A  metà agosto le abbiamo scritto una seconda lettera senza avere risposta.
Signor Presidente speriamo che quelle due lettere non siano finite nel cestino.
Signor Presidente Lei dal Sole 24 ore è stato classificato come il primo e più amato di tutti i presidenti di regione d’Italia.
Signor Presidente Lei va a tutte le feste della Lega. Ci sta bene.
Signor Presidente Lei va ad inaugurare l’A31. Ci sta bene.
Signor Presidente Lei va ad inaugurare piste da sci. Ci sta bene.
Signor Presidente Lei va a festeggiare il prosecco patrimonio dell’umanità. Ci sta bene.

Signor Presidente non ci credevamo quando alcuni familiari della “Casa del Sorriso” ci dicevano di non illuderci perché il Presidente non avrebbe risposto a questo invito.

Signor Presidente i nostri anziani sono patrimonio del Veneto, sono emigrati in vari paesi del mondo e dopo anni sono tornati a casa, nella nostra Regione, con i soldi.

Signor Presidente il vostro slogan “Prima i veneti”. I nostri anziani sono veneti.
Signor Presidente noi diciamo prima i nostri anziani che hanno fatto il Veneto.
Signor Presidente il Veneto non lo hanno fatto Bossi, Zaia, Salvini e Galan. Lo hanno fatto i nostri vecchi.

Signor Presidente qui a Badia Polesine non la invitiamo più. Per i familiari della “Casa del Sorriso” lei è stato una delusione. Vada pure alle feste della polenta e della salsiccia dove la Lega prende voti. Perché alla fine è questo che vi interessa.
Signor Presidente il vostro slogan “prima i veneti” è buono solo per raccattare voti in campagna elettorale.
Signor Presidente a Badia Polesine comanda la Lega, in provincia la Lega, in regione la Lega, avete fatto un buon lavoro Signor Presidente.

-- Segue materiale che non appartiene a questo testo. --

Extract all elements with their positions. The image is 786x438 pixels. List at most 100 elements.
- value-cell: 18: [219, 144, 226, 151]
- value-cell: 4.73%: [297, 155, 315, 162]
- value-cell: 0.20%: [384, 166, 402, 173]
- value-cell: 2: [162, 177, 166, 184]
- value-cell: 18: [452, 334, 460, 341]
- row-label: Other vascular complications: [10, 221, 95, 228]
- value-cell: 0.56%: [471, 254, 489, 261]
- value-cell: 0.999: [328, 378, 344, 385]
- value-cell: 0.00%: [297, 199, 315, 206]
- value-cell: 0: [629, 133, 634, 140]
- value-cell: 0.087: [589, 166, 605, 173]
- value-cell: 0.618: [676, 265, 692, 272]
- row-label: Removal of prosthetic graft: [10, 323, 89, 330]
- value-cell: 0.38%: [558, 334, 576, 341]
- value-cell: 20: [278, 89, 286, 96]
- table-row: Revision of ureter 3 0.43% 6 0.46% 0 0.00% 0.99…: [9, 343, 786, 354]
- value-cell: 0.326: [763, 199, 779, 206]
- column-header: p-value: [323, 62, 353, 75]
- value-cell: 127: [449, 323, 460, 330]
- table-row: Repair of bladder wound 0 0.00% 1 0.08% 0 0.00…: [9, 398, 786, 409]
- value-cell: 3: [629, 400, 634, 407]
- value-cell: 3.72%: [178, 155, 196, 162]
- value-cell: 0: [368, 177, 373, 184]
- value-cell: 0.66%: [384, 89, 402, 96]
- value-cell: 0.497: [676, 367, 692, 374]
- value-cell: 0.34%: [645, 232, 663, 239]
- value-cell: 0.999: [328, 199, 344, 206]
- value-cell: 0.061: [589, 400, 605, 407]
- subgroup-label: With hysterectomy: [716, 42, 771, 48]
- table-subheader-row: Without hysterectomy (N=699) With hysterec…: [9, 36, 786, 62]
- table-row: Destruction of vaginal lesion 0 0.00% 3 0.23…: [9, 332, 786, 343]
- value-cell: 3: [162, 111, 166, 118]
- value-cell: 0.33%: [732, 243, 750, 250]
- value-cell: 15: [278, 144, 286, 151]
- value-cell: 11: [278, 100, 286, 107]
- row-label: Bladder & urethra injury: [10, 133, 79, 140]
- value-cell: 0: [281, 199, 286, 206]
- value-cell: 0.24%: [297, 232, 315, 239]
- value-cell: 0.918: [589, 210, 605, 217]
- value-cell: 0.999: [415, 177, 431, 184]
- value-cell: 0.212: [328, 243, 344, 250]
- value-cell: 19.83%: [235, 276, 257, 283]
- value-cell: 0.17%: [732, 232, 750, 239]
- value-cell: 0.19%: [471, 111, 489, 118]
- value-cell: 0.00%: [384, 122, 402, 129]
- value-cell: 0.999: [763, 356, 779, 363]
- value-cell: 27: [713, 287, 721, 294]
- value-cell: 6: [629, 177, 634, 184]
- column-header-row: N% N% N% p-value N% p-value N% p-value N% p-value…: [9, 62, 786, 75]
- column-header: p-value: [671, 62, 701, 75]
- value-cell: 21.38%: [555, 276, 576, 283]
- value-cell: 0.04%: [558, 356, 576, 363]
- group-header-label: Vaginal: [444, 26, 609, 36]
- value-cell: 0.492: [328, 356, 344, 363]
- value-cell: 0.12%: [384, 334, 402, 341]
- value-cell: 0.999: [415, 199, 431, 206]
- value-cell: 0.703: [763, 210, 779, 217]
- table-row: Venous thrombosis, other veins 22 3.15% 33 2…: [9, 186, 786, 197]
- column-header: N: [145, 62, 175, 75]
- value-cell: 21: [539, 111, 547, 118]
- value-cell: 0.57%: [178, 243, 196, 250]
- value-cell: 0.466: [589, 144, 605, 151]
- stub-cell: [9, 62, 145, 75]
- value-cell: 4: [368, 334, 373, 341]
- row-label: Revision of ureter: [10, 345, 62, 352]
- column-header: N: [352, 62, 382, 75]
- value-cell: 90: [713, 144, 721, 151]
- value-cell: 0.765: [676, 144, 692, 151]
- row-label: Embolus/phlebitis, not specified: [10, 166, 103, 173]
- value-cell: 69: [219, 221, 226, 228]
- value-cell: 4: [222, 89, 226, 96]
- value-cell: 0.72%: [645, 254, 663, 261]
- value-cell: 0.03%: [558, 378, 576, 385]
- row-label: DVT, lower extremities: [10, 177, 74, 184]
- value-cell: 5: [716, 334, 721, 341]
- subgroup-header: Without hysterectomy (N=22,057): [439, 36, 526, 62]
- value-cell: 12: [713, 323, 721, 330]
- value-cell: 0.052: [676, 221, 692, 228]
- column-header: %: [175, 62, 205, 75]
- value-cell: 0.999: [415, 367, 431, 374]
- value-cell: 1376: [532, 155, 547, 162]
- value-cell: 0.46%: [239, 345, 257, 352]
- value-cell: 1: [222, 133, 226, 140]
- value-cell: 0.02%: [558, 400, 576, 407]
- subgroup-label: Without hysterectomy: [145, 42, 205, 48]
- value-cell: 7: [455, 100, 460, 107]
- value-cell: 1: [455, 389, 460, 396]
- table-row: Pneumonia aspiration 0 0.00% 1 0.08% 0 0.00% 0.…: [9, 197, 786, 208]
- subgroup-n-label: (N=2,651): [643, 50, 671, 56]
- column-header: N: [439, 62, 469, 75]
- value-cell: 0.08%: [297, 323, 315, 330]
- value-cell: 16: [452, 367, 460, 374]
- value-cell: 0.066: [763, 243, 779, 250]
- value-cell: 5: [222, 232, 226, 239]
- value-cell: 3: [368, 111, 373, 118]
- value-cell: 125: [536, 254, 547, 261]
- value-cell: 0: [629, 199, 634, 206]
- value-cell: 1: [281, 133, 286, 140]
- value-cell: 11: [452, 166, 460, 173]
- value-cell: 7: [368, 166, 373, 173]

Ma a lei Signor Presidente non interessa il destino delle famiglie degli anziani ricoverati nelle case di riposo.
Signor Presidente lei è il presidente di tutti, non solo dei votanti della Lega.
Signor Presidente alla festa della Lega a Conselve ha detto che vuole fare una rivoluzione.

Signor Presidente non la vediamo vestito da Zapata, Che Guevara, Danton o Roberspierre. Per fare una rivoluzione ci vuole del coraggio, visto che non ha trovato né il tempo né il coraggio per venire a confrontarsi con noi, allora, come dite voi, forse le mancano gli “attributi”?

Signor Presidente questa lettera volevamo mandarla a Lei. Invece la mandiamo ai giornali per fare capire alla gente chi è il governatore più amato dagli italiani.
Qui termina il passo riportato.